The word “stupid” was placed there intentionally. Consider it the hyena to your emotional zebra. Many hyena-words will be used during a heated argument; do you panic and run or do you face each and realize you don’t know everything; you’re not always right. Self-reflection shortens arguments, and even when the other person is dead wrong, your becoming a zebra-hyena hybrid does nothing to bring you peace.
If you can find it in you to exercise just a bit more patience – with yourself and with the other – your clearer head will help bring about a resolution. Think of it like existing on an emotional astral plane: you’re able to see yourself not as a separate entity embroiled in a fight, but as one of two merged components: a dynamic whole temporarily out of balance. Seeing this may help you de-escalate as needed.
Car crashes. Bar brawls. Sudden falls. Fires. We don’t need a long list of things that can go wrong in life. We know. What we need is the clarity to see ourselves out of those situations as best we can. We need to be helpful, not exacerbate. A moment’s clear thought in an emergency situation is often the difference between life and death.
Your emotions, unexamined, can tie your hands and feet in an emergency better than any rope. Examined, they can be harnessed into highly effective tools. Examination happens beforehand. Before any emergency, before any mishap, if meditation hasn’t become part of your life, think about trying it now. It doesn’t hurt. It’s fairly simple. Plus, it’s one of the few things in life that, even if you get it completely wrong, you’ve still benefited.

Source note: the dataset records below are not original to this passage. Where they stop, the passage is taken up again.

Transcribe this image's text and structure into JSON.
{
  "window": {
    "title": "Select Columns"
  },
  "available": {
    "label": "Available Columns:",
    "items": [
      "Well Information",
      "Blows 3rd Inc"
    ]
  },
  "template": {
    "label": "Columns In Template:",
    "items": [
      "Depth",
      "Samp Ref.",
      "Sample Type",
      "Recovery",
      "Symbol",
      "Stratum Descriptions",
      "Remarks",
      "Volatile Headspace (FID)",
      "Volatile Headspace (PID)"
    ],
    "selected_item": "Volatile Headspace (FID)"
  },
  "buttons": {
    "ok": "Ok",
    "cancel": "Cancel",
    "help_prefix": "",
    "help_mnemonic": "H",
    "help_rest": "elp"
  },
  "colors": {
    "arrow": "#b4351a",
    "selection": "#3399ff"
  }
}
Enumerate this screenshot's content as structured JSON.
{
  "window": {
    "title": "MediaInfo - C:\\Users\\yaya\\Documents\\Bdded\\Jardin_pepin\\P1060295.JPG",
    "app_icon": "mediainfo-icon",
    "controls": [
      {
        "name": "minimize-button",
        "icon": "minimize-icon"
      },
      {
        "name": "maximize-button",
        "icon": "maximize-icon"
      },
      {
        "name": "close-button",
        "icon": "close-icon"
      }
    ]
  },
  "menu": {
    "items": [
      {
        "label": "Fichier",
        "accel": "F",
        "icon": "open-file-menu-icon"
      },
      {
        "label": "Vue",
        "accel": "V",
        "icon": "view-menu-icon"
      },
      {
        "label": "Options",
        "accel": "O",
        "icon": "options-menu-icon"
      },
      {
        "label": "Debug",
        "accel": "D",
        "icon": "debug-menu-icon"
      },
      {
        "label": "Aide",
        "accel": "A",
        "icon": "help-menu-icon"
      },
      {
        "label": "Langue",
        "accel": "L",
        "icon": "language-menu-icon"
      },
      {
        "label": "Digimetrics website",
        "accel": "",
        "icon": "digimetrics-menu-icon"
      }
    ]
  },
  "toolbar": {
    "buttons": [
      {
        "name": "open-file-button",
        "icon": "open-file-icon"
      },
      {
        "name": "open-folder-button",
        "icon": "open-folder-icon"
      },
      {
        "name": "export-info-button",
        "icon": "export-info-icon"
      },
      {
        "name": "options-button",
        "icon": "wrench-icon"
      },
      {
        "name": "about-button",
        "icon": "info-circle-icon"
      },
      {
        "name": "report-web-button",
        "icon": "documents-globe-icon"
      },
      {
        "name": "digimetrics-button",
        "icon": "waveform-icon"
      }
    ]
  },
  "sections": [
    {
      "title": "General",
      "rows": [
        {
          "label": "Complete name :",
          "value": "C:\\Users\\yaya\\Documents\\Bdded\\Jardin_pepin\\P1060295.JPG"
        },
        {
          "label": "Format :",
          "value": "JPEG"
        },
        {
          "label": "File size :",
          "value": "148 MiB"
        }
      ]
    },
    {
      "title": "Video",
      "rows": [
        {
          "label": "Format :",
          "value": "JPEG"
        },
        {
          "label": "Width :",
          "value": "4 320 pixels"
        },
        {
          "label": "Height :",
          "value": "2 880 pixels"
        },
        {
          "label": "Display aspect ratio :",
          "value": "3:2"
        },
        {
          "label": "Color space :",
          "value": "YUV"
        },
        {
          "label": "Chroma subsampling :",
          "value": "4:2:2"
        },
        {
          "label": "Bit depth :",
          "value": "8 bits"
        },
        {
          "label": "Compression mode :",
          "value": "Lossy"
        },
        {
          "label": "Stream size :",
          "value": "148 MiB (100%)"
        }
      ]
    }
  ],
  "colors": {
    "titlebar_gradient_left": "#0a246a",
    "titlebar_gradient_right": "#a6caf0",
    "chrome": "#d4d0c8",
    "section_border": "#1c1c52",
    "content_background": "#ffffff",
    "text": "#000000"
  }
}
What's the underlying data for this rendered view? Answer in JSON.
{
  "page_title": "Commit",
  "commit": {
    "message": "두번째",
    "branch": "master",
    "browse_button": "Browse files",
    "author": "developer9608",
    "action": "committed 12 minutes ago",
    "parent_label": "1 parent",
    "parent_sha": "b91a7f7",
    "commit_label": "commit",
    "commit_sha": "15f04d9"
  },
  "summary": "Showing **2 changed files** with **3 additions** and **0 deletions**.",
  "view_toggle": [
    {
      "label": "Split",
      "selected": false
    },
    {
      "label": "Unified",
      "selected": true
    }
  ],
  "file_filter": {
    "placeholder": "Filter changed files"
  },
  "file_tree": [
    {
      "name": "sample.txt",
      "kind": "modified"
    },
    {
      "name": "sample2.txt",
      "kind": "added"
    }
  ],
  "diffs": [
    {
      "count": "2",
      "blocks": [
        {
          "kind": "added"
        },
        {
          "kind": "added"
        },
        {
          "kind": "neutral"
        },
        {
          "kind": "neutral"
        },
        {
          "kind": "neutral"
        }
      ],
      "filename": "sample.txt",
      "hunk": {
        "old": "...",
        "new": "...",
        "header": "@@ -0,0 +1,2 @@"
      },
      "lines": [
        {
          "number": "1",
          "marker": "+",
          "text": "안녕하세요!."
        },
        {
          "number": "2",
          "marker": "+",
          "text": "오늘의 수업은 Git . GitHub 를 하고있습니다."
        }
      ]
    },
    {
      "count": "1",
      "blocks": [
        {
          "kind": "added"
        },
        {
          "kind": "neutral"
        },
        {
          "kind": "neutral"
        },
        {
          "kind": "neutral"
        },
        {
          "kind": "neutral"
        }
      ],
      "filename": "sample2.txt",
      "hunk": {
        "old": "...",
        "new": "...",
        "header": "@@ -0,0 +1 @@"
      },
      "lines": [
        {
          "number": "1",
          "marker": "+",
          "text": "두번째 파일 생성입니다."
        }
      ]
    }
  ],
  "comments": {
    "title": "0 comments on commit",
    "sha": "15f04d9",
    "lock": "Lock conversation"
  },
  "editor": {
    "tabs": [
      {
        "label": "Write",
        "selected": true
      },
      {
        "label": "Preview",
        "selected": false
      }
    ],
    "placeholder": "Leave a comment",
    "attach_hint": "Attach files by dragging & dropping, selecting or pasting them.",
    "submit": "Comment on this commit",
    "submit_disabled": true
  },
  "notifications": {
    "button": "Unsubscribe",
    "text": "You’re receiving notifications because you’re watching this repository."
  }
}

Knowing yourself a bit better before you need to be heroic means you’ll be the calm head when sparks and calamity have everyone else running in circles. You’ll even be able to use something like a Disney cartoon, of all things, to possibly help others. The goal in any stressful situation is to assess, adapt, rethink, repair, resolve. Life may not have a Lion Guard protecting us from harm, impulse, and annoyance, but we’ve got something even more advantageous: our wits. When held close and used well, they work wonders.